そして、黙々と、棚の上の埃を払い落として回っている時にふと気付いた。
ある棚の本の配列がおかしい。
「女子高生幻想1」、「女子高生幻想2」、「女教師・前編」、「女子高生幻想3」、「女教師・後編」。
2巻と3巻の間に別の本が紛れ込んでいるのだ。
「小悪魔、司書」
一応、名前を呼んでみたが返事は無かった。
霊夢も、まあ、これくらいは大丈夫だろうと「女教師・前編」を抜き取った時のことである。
飛び出す絵本の如く、本から緑や青の魔法弾が射出され、炸裂した。
「確認されている限りで、本棚7つ、書物1200冊が修復不可能、修復可能なものについては現在計測中です。加えて、本人は無傷です」
咲夜が読み上げた。
狭い応接室の中、レミリア、小悪魔、咲夜、魔理沙に囲まれてソファに座る霊夢は頬を膨らませた。
「パチェは?」
「図書館で泡吹いてたから置いてきたぜ」
「ともかく、うちでは面倒見切れません」
「だから、あれほど私が反対したのに。
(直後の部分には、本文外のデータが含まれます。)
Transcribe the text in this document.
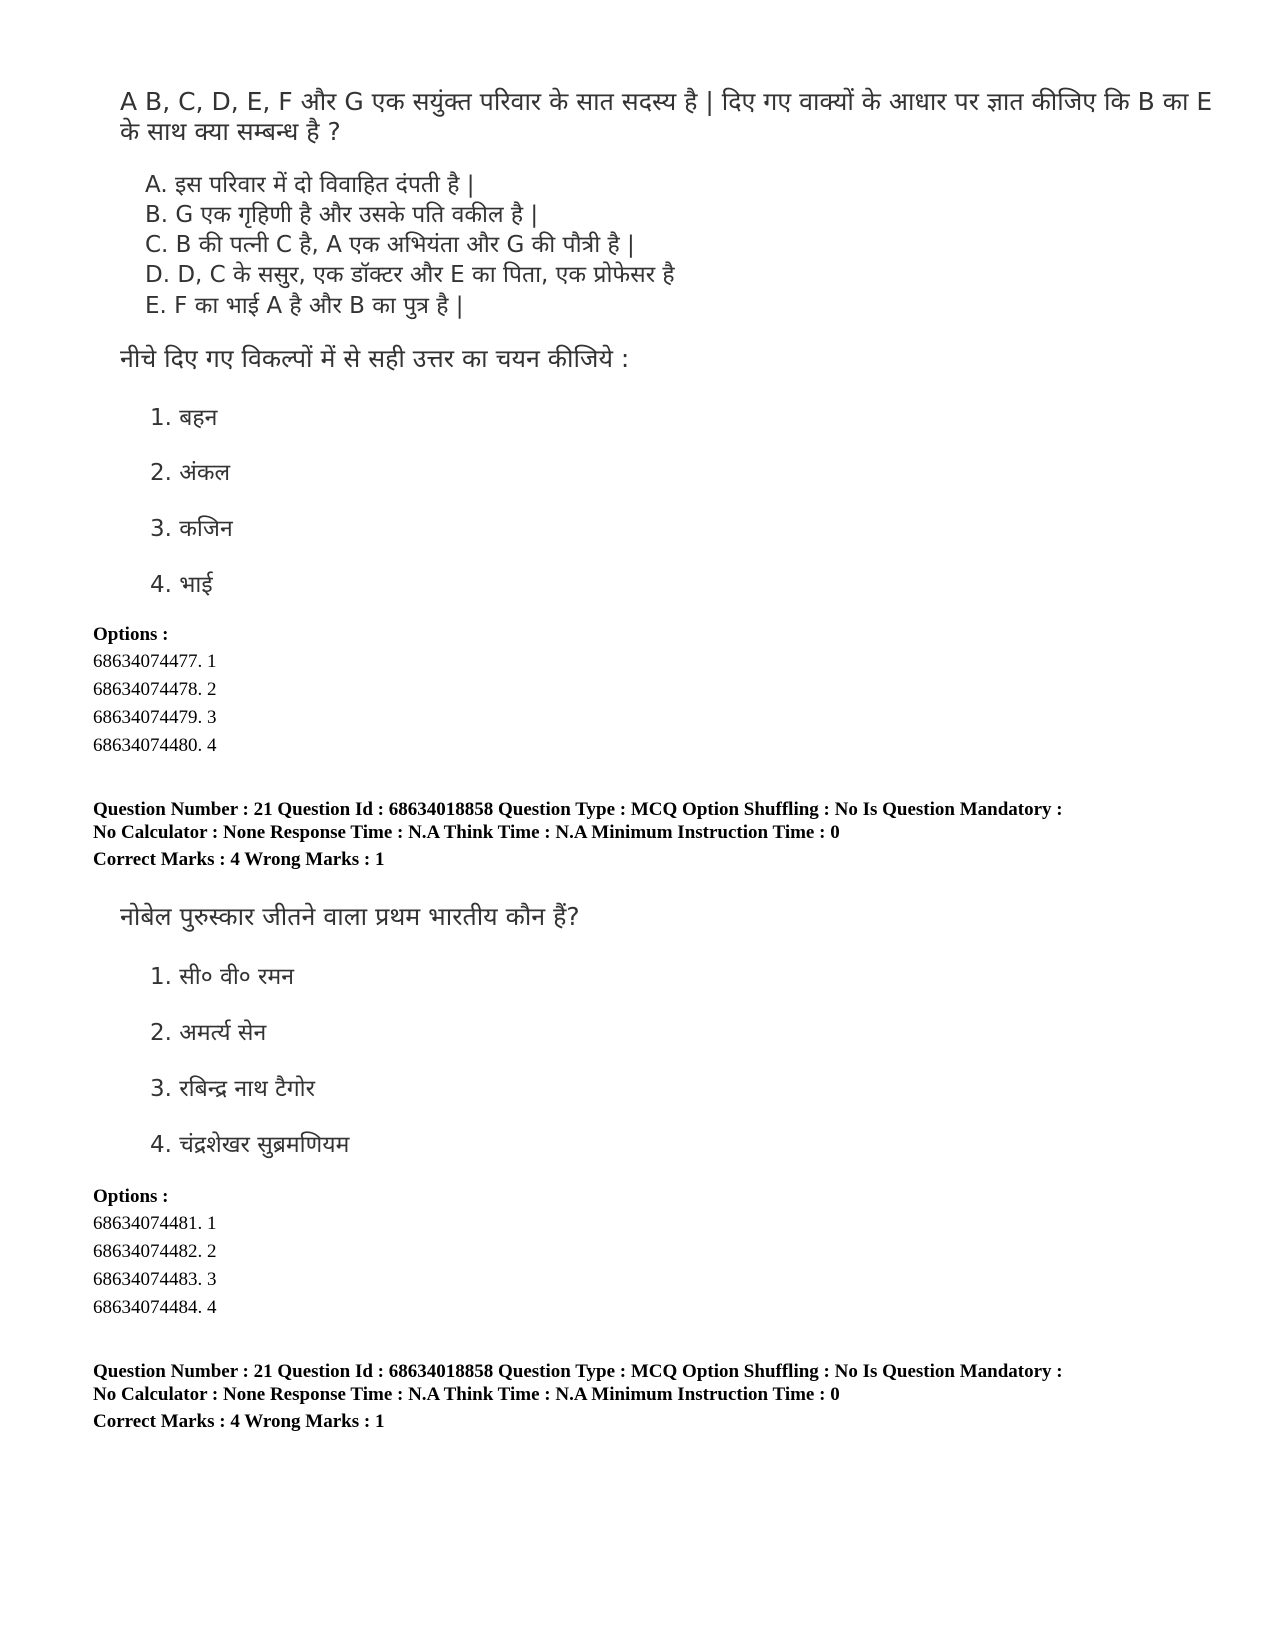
A B, C, D, E, F और G एक सयुंक्त परिवार के सात सदस्य है | दिए गए वाक्यों के आधार पर ज्ञात कीजिए कि B का E
के साथ क्या सम्बन्ध है ?
A. इस परिवार में दो विवाहित दंपती है |
B. G एक गृहिणी है और उसके पति वकील है |
C. B की पत्नी C है, A एक अभियंता और G की पौत्री है |
D. D, C के ससुर, एक डॉक्टर और E का पिता, एक प्रोफेसर है
E. F का भाई A है और B का पुत्र है |
नीचे दिए गए विकल्पों में से सही उत्तर का चयन कीजिये :
1. बहन
2. अंकल
3. कजिन
4. भाई
Options :
68634074477. 1
68634074478. 2
68634074479. 3
68634074480. 4
Question Number : 21 Question Id : 68634018858 Question Type : MCQ Option Shuffling : No Is Question Mandatory :
No Calculator : None Response Time : N.A Think Time : N.A Minimum Instruction Time : 0
Correct Marks : 4 Wrong Marks : 1
नोबेल पुरुस्कार जीतने वाला प्रथम भारतीय कौन हैं?
1. सी० वी० रमन
2. अमर्त्य सेन
3. रबिन्द्र नाथ टैगोर
4. चंद्रशेखर सुब्रमणियम
Options :
68634074481. 1
68634074482. 2
68634074483. 3
68634074484. 4
Question Number : 21 Question Id : 68634018858 Question Type : MCQ Option Shuffling : No Is Question Mandatory :
No Calculator : None Response Time : N.A Think Time : N.A Minimum Instruction Time : 0
Correct Marks : 4 Wrong Marks : 1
昨日の貧乏丼の話だってしたじゃないですか」
「どうして、どうして、ダミー本に手を出したんですか」
居心地悪そうにしていた小悪魔が霊夢の肩を掴んで揺する。
「直そうとしただけだもん。私、悪くないもん。それにメイドにしたのはそっちだもん」
霊夢がぶすくれる。
魔理沙は半分ふざけているため、必死に笑いをこらえている。
「出て行ってもらうわ」
「やだ。ご飯食べられないもん。普通に泊めてくれればいいじゃん」
レミリアは霊夢と目を合わせようともせず、紙を取り出した。
「黙りなさい。巫女だからといって働かなくてもご飯が食べられるなんて思ってはいけない。大丈夫、ここには置けないけど、ちゃんと次の勤め先へ紹介状を書いてあげる」
そして、紹介状は書き上がった。